Eric Schaefer gibt – wie bei Michael Wollny – auch diesem Trio einen straighten Drive mit immer wieder raffinierten Wendungen. Er hat auch den Stand High Patrol-Dub-Reggae Sleep On It in die Produktion eingebracht, der Kühn die Basis für seine bekannten perlenden Läufe gibt. Chris Jennings passt mit seinem zupackenden energischen Spiel am Kontrabass komplementär zum Drum-Groove, nicht von ungefähr sieht der Altmeister in den beiden jüngeren Vertretern einer eher am „geraden“ Rhythmus orientierten Generation sein neues Traum-Team.

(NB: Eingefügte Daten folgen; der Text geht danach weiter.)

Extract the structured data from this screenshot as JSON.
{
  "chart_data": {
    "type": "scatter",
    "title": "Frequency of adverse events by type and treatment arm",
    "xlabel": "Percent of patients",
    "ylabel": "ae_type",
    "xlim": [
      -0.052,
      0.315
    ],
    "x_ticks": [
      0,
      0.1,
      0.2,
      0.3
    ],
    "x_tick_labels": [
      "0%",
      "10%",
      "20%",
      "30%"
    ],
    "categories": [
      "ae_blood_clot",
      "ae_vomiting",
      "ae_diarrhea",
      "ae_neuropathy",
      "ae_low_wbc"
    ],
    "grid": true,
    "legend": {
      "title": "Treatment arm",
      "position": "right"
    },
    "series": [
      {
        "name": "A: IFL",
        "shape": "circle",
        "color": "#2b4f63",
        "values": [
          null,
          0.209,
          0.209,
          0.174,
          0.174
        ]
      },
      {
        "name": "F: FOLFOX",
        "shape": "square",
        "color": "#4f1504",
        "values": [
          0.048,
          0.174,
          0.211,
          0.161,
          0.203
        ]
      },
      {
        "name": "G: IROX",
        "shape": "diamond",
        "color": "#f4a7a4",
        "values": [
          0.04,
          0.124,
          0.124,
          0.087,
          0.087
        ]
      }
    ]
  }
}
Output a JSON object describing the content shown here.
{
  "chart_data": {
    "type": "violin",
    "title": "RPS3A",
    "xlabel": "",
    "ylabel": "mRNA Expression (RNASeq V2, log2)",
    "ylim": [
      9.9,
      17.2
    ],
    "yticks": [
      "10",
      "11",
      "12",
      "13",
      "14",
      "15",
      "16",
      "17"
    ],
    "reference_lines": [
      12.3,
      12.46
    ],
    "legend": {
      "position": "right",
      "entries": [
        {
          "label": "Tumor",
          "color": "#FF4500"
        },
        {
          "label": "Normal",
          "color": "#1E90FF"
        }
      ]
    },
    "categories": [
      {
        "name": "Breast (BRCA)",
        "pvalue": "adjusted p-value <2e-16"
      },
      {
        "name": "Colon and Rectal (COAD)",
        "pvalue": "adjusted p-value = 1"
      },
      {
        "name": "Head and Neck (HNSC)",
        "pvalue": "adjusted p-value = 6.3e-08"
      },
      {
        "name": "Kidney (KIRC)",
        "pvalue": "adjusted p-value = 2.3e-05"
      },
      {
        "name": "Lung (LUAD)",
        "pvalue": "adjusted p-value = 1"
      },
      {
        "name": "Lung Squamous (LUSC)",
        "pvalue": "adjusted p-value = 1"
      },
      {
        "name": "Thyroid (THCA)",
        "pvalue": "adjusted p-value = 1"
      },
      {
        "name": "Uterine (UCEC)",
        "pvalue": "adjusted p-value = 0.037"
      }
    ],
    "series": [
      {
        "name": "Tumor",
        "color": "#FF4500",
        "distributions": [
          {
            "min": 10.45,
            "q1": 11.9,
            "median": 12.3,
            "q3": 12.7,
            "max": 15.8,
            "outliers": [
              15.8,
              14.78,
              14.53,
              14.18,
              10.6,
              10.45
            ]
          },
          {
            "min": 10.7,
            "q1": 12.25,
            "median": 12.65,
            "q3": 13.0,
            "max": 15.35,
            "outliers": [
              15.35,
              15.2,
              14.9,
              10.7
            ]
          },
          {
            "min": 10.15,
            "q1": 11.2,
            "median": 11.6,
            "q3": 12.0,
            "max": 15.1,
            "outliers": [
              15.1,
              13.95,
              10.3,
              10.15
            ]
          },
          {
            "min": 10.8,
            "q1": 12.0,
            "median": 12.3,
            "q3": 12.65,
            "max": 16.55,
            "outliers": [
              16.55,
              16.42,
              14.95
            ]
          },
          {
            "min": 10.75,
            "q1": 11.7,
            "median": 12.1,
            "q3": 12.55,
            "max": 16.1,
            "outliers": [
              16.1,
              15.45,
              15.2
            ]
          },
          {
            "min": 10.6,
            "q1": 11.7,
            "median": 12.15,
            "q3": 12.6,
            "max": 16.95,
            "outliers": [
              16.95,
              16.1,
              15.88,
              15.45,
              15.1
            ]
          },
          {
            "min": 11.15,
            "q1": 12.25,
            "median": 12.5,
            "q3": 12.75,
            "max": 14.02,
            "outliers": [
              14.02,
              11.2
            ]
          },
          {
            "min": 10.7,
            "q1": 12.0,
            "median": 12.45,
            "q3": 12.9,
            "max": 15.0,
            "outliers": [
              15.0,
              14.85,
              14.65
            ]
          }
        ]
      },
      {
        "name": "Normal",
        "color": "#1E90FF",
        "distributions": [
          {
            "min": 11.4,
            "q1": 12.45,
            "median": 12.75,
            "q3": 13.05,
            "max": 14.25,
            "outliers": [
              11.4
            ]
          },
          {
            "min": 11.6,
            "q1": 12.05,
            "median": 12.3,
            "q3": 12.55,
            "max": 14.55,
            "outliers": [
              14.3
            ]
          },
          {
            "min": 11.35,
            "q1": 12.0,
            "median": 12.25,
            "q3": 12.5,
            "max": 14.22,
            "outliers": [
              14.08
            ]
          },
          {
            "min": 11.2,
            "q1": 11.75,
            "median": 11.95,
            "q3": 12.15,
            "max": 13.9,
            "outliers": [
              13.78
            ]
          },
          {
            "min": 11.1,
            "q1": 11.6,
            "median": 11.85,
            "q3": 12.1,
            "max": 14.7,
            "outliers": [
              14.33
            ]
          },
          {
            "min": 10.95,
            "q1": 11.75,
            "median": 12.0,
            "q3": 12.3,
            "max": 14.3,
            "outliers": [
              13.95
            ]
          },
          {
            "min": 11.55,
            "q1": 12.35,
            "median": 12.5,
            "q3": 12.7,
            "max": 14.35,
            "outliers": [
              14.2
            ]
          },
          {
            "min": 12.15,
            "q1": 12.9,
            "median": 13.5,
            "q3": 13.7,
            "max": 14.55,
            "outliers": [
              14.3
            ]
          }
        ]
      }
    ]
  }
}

Der wahre Kern der Schönheit ist das, was Joachim Kühn mit seinen beiden Mitstreitern aus bekanntem Material herausschält. In den bis auf Blues For Pablo kurzen Stücken gelingt dies ausnahmslos. Auch wenn die Melodien noch so bekannt und nahe am Kitsch sein mögen, das New Trio überzeugt mit seinen Preziosen und demonstriert anschaulich, dass Beauty und Truth nahe beieinander liegen können.